31 mei 2017

Promotie: De invloed van een BRCA1/BRCA2 mutatie op overlevingskans na borstkanker’

Van den Broek gebruikte gegevens van 6000 borstkankerpatiënten, die voor hun 50e levensjaar kanker kregen en die tussen 1970 en 2003 behandeld zijn in een groot aantal ziekenhuizen in Nederland. Voor al deze patiënten testte Van den Broek en collega's met behulp van weefsel dat ligt opgeslagen in pathologische archieven of zij al dan niet een BRCA1/BRCA2 mutatie hadden. Zo kon ze, achteraf, patiënten die al jong borstkanker kregen en zo'n mutatie hadden vergelijken met patiënten die jong borstkanker kregen maar de mutaties niet hadden.

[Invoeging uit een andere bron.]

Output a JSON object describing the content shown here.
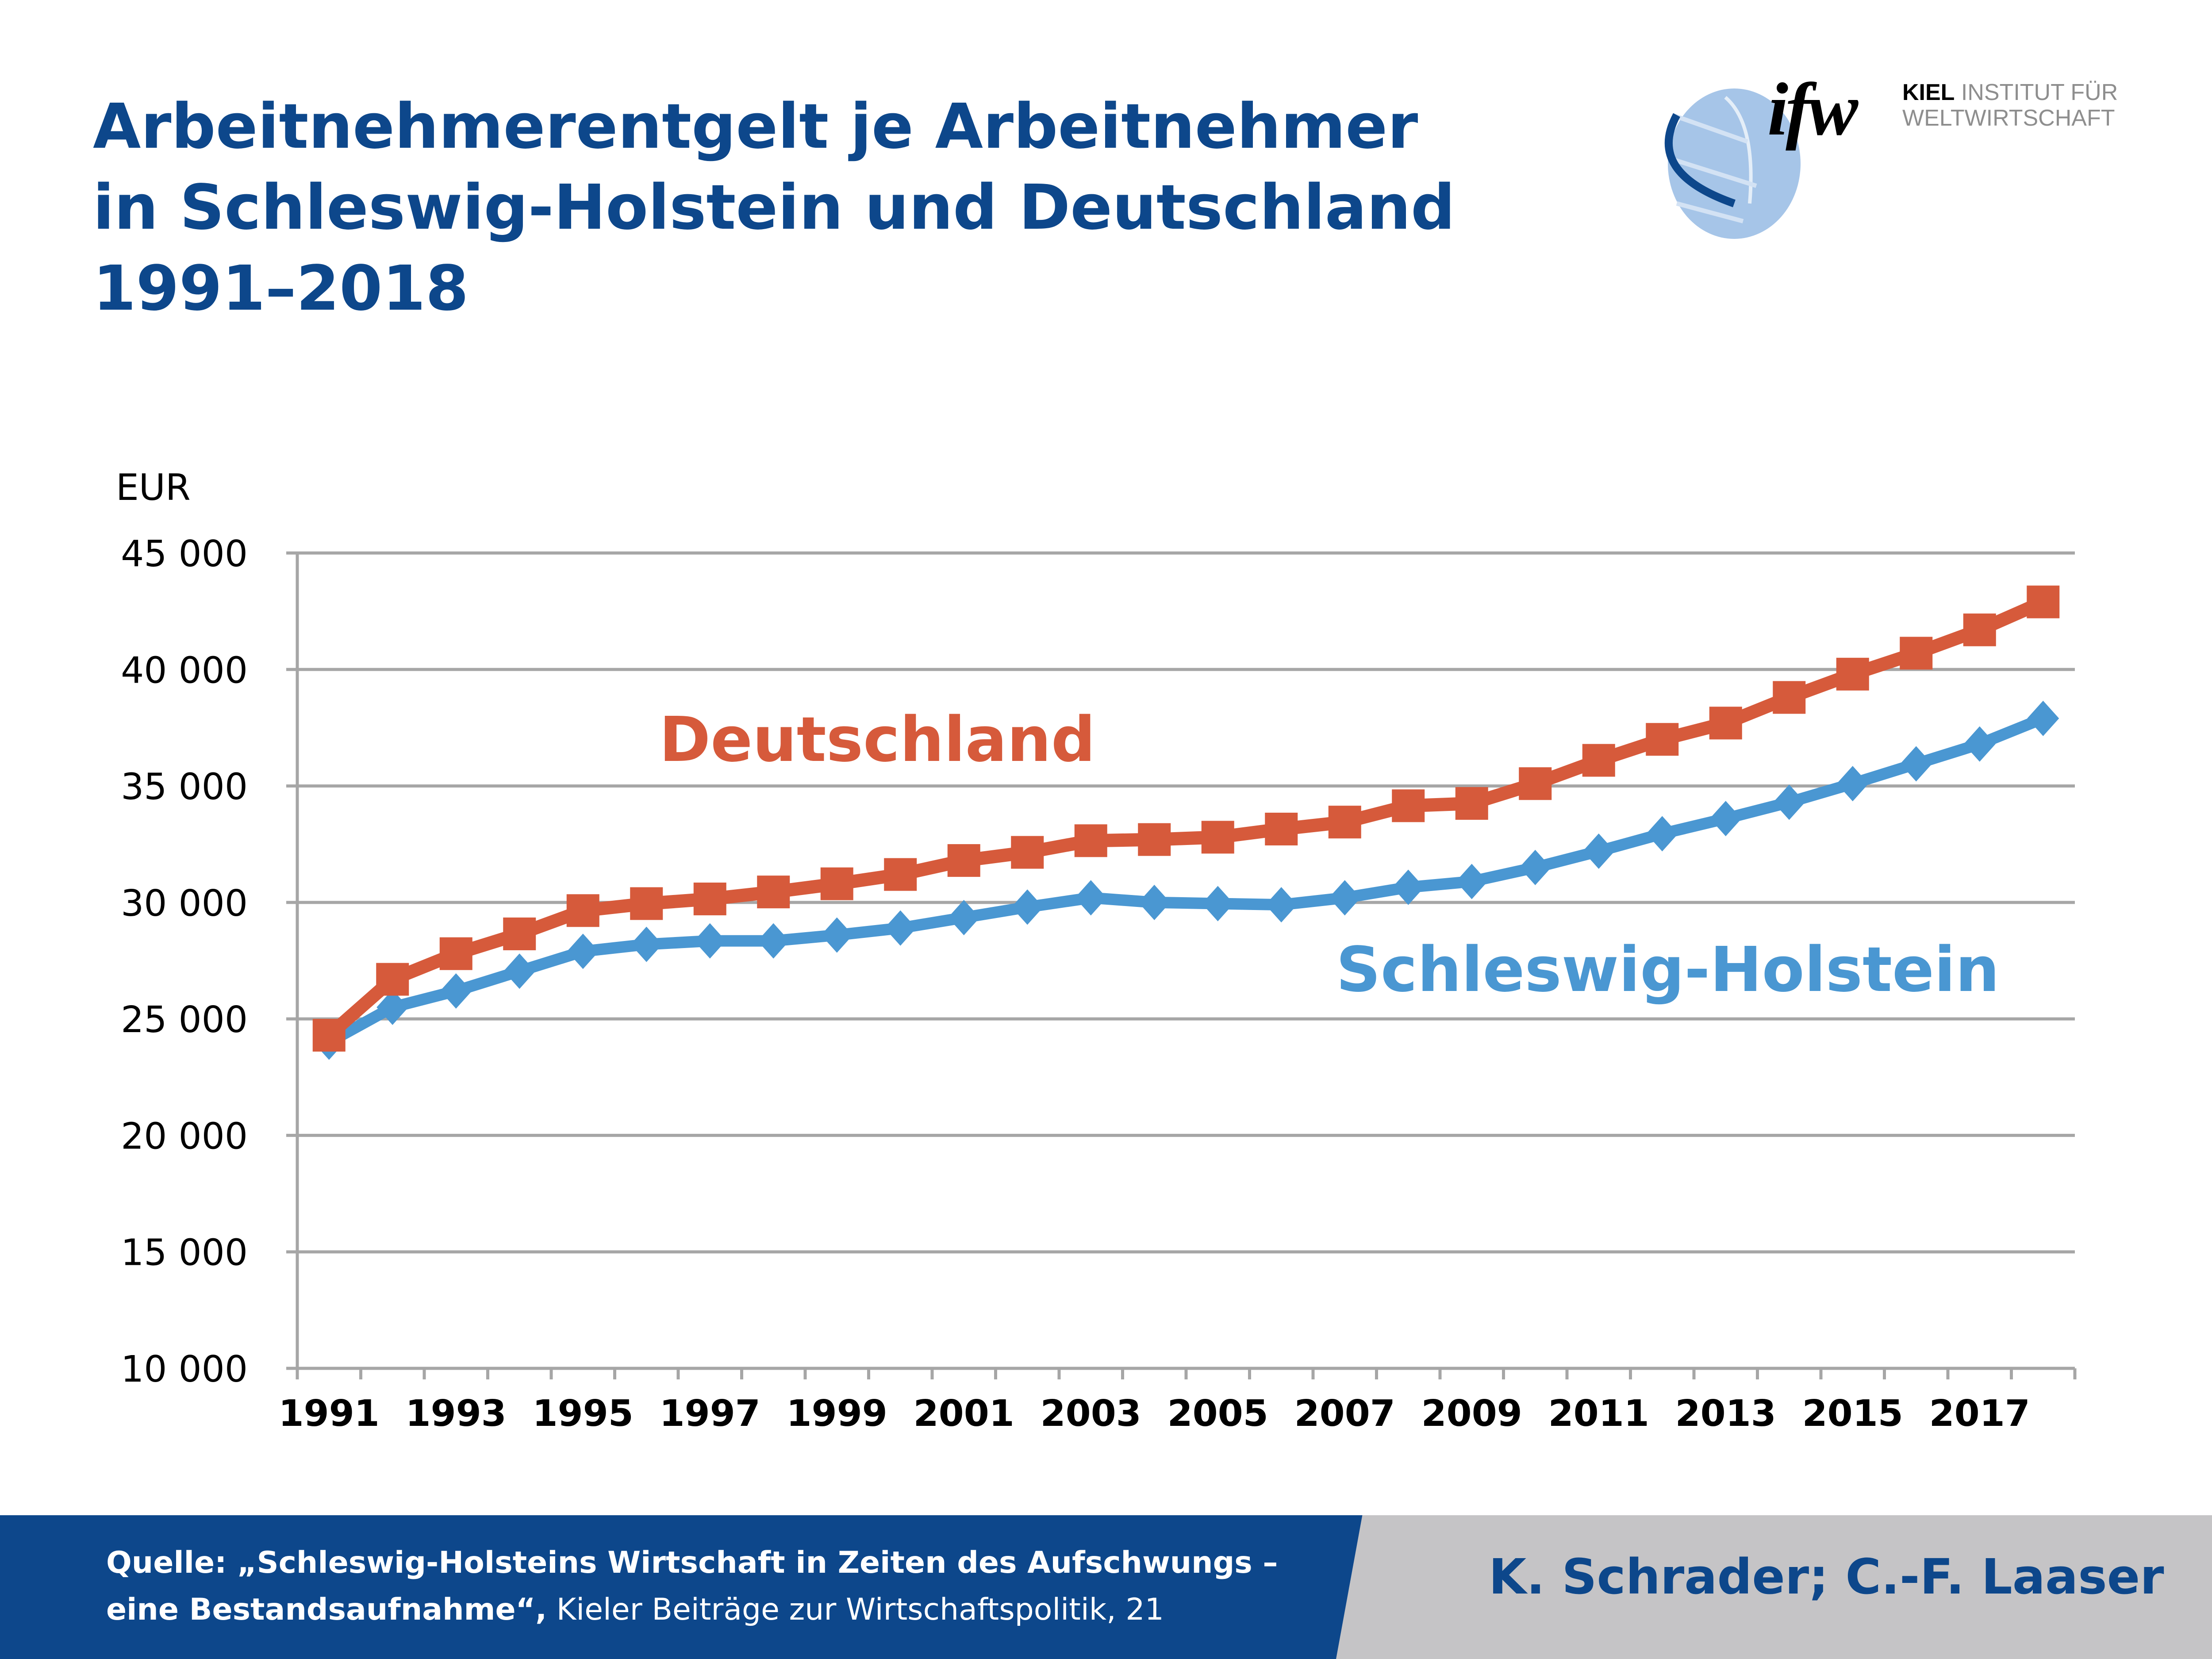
{
  "header": {
    "title_lines": [
      "Arbeitnehmerentgelt je Arbeitnehmer",
      "in Schleswig-Holstein und Deutschland",
      "1991–2018"
    ]
  },
  "logo": {
    "mark": "ifw",
    "line1_bold": "KIEL",
    "line1_rest": " INSTITUT FÜR",
    "line2": "WELTWIRTSCHAFT"
  },
  "footer": {
    "source_bold_1": "Quelle: „Schleswig-Holsteins Wirtschaft in Zeiten des Aufschwungs –",
    "source_bold_2": "eine Bestandsaufnahme“,",
    "source_thin": " Kieler Beiträge zur Wirtschaftspolitik, 21",
    "authors": "K. Schrader; C.-F. Laaser"
  },
  "colors": {
    "title": "#0d478b",
    "deutschland": "#d65a3b",
    "schleswig_holstein": "#4a97d2",
    "grid": "#a6a6a6",
    "footer_blue": "#0d478b",
    "footer_grey": "#c5c4c6"
  },
  "chart_data": {
    "type": "line",
    "title": "Arbeitnehmerentgelt je Arbeitnehmer in Schleswig-Holstein und Deutschland 1991–2018",
    "ylabel": "EUR",
    "xlabel": "",
    "ylim": [
      10000,
      45000
    ],
    "yticks": [
      10000,
      15000,
      20000,
      25000,
      30000,
      35000,
      40000,
      45000
    ],
    "ytick_labels": [
      "10 000",
      "15 000",
      "20 000",
      "25 000",
      "30 000",
      "35 000",
      "40 000",
      "45 000"
    ],
    "x": [
      1991,
      1992,
      1993,
      1994,
      1995,
      1996,
      1997,
      1998,
      1999,
      2000,
      2001,
      2002,
      2003,
      2004,
      2005,
      2006,
      2007,
      2008,
      2009,
      2010,
      2011,
      2012,
      2013,
      2014,
      2015,
      2016,
      2017,
      2018
    ],
    "xtick_labels": [
      "1991",
      "1993",
      "1995",
      "1997",
      "1999",
      "2001",
      "2003",
      "2005",
      "2007",
      "2009",
      "2011",
      "2013",
      "2015",
      "2017"
    ],
    "grid": true,
    "legend": "inline labels",
    "series": [
      {
        "name": "Deutschland",
        "marker": "square",
        "label_position": "upper-left",
        "values": [
          24300,
          26700,
          27800,
          28650,
          29650,
          29950,
          30150,
          30450,
          30800,
          31200,
          31800,
          32150,
          32650,
          32700,
          32800,
          33150,
          33450,
          34150,
          34250,
          35100,
          36100,
          37000,
          37700,
          38800,
          39800,
          40700,
          41700,
          42900
        ]
      },
      {
        "name": "Schleswig-Holstein",
        "marker": "diamond",
        "label_position": "lower-right",
        "values": [
          24000,
          25500,
          26200,
          27050,
          27900,
          28200,
          28350,
          28350,
          28600,
          28900,
          29350,
          29800,
          30200,
          30000,
          29950,
          29900,
          30200,
          30650,
          30900,
          31500,
          32200,
          32950,
          33600,
          34300,
          35100,
          35950,
          36800,
          37900
        ]
      }
    ]
  }
}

Uit het onderzoek blijkt dat vrouwen met een BRCA1 of BRCA2 mutatie binnen dit historische cohort een slechtere overlevingskans hadden dan de vrouwen zonder zo'n mutatie. Dat blijkt vooral te komen door bepaalde ongunstige kenmerken van de tumoren die ontstaan bij deze vrouwen. Vrouwen met een BRCA1/BRCA2 mutatie blijken ook een grotere kans te hebben om nogmaals borstkanker te ontwikkelen, in de andere borst dan waar de eerste tumor zat. Dit geldt vooral voor vrouwen die voor hun 40e levensjaar hun eerste borstkanker kregen. Verder blijken vrouwen met een BRCA1 mutatie vaker op latere leeftijd eierstokkanker de ontwikkelen dan vrouwen zonder deze mutatie, wat ook een deel van de slechtere overleving verklaard. Tenslotte blijkt uit het onderzoek dat borstsparende chirurgie in principe ook voor borstkankerpatiënten met een BRCA1 of BRCA2 mutatie een goede keuze is.’